Is this a Fascist Aesthetics or its unmaking? Is banality the word to use or the “pedestrian” as the artist himself suggests?

Sunday, October 12, 2008 – I accept latency. I do not fear it and the most basic possibility that my ego requires—a repetition of the mirror stage where one’s Ego begins formation by the result of identifying with one's own specular image, reflected.

After Lacan: At six months the baby still lacks coordination; however, they can recognize themselves in the mirror before attaining control over their bodily movements. The child sees their image as a whole, and the synthesis of this image produces a sense of contrast with the uncoordination of the body, which is perceived as a fragmented body. This contrast is first felt by the infant as a rivalry with their own image, because the wholeness of the image threatens them with fragmentation, and thus the mirror stage gives rise to an aggressive tension between the subject and the image.

Tuesday, October 13, 2008 – I watch the rainy night from a cushioned seat in Jan Baracz's Reality Cinema Storefront Theatre. I cannot determine whether I am subject or object. My sense of individuality and distinction from external objects is dissolved. I have become obscene, like the rest of the world.

Live Video 2008

In elevating the banal to spectacle, Baracz is elevating each of us as media objects. Hyperreality reigns over reality. He has exalted the collapse of the signified. Live Video demonstrates that the obscene lies in the fact that there is ‘nothing to see’ and that the spectator, rather than desiring difference from others, desires sameness with the subjects that he witnesses.
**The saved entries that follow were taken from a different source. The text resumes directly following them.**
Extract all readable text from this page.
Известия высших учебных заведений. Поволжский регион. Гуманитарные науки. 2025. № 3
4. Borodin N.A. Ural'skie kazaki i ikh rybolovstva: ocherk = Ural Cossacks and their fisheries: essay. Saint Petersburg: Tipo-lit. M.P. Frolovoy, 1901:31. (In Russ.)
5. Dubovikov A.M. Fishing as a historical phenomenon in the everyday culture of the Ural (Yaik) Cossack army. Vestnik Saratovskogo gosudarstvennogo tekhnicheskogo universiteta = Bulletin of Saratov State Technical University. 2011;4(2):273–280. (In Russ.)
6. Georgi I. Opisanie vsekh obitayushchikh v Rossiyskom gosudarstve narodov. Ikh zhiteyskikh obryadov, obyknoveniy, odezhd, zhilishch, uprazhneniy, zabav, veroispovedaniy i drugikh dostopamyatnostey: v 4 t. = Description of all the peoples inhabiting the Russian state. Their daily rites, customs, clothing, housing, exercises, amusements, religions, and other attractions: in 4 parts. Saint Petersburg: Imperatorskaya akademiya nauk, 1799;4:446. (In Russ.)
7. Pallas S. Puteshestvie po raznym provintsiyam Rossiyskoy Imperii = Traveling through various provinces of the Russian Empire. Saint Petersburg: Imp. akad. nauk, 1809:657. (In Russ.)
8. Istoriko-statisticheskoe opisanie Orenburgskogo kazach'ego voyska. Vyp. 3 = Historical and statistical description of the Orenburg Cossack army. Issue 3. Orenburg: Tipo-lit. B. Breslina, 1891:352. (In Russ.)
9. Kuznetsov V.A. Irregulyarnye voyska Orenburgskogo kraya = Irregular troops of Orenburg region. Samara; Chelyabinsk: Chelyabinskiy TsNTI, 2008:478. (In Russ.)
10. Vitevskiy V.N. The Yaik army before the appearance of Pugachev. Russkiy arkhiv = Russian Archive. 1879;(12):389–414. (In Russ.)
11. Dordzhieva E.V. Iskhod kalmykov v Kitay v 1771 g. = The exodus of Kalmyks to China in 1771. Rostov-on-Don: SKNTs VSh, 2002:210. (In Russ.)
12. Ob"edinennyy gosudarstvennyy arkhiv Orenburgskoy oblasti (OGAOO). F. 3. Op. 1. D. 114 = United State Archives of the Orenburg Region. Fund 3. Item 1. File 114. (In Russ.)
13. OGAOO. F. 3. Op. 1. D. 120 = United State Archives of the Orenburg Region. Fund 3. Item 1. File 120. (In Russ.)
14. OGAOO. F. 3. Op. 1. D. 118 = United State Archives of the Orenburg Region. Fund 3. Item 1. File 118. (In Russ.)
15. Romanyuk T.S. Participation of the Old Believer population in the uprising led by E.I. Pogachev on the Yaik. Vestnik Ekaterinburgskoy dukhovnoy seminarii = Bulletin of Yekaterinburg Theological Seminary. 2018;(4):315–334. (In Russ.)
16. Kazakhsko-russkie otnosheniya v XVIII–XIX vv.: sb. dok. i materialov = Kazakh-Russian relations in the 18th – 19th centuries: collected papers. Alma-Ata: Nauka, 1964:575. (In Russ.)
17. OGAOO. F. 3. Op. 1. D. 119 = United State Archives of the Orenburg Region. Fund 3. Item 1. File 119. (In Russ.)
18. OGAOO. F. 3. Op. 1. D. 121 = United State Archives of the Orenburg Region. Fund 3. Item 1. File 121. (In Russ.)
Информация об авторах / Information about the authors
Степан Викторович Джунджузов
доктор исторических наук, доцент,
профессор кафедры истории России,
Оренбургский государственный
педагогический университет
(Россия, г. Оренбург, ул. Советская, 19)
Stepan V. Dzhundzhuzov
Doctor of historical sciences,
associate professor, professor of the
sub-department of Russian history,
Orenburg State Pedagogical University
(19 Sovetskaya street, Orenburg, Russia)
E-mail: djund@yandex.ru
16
Thursday, October 15, 2008 – Having seen the object on the street, having realized that the object is my own reflection, having reconciled my addiction to this reflection, something new happens. A pedestrian passes by, his eyes lock upon the neon sign, Live Video, he looks directly into the window, projected on the screen, directly through it, directly at me and I am finally annihilated by the specter on the screen watching me.


Works Cited:
Baudrillard, Jean. The Ecstasy of Communication. Semiotext, New York, 1988.
Baudrillard, Jean. Dust Breeding. Ctheory, 2001.
Derrida, Jacques. Echographies of television. Malden, Mass. : Polity Press, 2002.
Virilio, Paul. Desert screen : War at the speed of light. London : Athlone, 2002.
Zizek, Slavoj. “How the Non-Duped Err”, Qui Parle 4, No 1 (1990):2.